Anonymous, "Milton" Gazetteer and New Daily Advertiser (1 September 1766).

Oh for exalted thoughts, celestial fire!
Such as did once our poet's soul inspire;
My verse should then in tuneful numbers shine,
And godlike spirit animate each line;
Then distant realms should bear the pleasing sound,
And MILTON be with deathless honours crown'd.
E'en Homer's self the contest should give o'er,
And Virgil reign in Majesty no more.

In vain his praises we attempt to scan,
Unable to perform the mighty plan;
Yet, tho' unskilful to touch the vocal lyre,
Tho' strangers to the muses tuneful choir,
With extacy his genius we admire.
For with amazing force his sacred lays
Engage our wonder, and transcend our praise;
These safely may defy Barbarian Rage,
And stand the rude attacks of Time and Age.

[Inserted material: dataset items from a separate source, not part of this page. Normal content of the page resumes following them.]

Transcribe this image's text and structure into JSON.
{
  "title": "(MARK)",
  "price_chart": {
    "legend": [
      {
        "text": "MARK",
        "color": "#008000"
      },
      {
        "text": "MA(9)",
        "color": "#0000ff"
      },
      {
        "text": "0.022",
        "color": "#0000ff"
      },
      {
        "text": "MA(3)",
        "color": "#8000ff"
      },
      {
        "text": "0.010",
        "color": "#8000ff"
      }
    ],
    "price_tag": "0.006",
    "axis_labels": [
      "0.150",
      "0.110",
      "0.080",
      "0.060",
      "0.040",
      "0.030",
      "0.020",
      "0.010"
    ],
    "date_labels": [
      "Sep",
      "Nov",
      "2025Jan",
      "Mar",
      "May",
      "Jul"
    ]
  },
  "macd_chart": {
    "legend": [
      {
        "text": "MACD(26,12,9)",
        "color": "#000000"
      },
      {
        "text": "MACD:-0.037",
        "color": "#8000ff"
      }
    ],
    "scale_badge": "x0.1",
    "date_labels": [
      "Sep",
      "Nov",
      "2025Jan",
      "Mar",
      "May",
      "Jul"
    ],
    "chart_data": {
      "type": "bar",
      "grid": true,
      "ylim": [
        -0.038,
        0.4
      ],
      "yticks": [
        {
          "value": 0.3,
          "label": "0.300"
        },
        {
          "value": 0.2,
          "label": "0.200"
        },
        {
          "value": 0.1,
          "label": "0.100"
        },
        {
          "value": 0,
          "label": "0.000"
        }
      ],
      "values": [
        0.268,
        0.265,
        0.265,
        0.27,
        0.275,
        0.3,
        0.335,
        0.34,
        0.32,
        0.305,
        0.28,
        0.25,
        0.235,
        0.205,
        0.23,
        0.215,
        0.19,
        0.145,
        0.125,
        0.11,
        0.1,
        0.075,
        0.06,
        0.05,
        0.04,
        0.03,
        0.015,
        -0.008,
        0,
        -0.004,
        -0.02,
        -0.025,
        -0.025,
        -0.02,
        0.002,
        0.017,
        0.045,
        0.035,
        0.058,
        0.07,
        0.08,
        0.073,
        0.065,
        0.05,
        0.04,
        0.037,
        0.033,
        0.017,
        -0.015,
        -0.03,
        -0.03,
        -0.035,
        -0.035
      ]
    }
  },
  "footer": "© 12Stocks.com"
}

Divine enthusiasm glow'd within his breast,
And sacred frenzy all his soul possest:
His soaring fancy reach'd the tree sublime,
And nobly scorn'd th' inglorious chains of rhyme;
No vulgar hero e'er employs his pen,
He climbs to heav'n and shuns to sing of men.
Here view, with equal terror and delight,
Angel with angel join'd in glorious fight
With strength divine, and more than human might.
Here Satan proud, rebellious, scorns to fly,
There Michael's valour strikes the wond'ring eye;
But when the poet quits these aweful scenes
To paint of Paradise, the gay demesnes,
In vain we seek for language to express,
A vision so profuse in pleasantness:
Graceful, like Eve, his varied lines appear,
And charm with true delight the ravish'd ear.

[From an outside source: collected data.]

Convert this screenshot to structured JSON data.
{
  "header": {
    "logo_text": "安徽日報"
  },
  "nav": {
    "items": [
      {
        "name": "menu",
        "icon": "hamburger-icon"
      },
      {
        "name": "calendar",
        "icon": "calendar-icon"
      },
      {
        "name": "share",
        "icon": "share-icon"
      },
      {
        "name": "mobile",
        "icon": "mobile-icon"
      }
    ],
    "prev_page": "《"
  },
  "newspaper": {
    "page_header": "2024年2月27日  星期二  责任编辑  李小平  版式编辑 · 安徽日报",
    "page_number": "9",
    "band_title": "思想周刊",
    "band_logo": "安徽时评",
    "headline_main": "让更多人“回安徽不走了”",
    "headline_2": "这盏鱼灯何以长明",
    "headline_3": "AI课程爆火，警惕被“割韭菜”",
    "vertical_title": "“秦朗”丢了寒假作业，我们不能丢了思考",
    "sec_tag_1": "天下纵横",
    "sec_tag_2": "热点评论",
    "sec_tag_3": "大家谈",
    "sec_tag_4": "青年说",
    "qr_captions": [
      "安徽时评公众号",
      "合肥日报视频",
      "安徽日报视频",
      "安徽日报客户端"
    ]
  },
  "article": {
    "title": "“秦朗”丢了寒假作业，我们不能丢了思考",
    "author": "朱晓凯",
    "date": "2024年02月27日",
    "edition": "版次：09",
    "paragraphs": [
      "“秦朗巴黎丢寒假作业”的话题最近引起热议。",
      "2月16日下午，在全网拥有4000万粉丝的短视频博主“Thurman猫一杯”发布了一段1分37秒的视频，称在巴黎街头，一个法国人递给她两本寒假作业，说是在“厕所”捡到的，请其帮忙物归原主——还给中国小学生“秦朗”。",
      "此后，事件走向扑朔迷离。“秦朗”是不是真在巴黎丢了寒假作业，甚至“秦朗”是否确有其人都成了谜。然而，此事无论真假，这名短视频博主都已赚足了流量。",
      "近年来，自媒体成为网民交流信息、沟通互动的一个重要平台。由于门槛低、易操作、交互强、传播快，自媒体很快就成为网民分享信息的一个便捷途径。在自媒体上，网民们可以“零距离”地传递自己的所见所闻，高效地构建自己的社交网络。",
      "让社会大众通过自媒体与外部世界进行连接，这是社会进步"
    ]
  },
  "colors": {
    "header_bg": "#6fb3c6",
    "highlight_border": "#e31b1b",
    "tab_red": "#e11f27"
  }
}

Thus, whensoe'er he our attention draws,
He soars superior to the critic's laws;
His soul inspir'd no trifling rules could bind,
Nor rigid precepts cramp his ample mind.

Hail, happy poet, genius truly great!
With pleasing thoughts and nervous strength elate,
Thy verses shall be read in ages hence,
The standard true of poetry and sense:
Thou mad'st the beauties of our language known,
And England boasts an Homer all her own.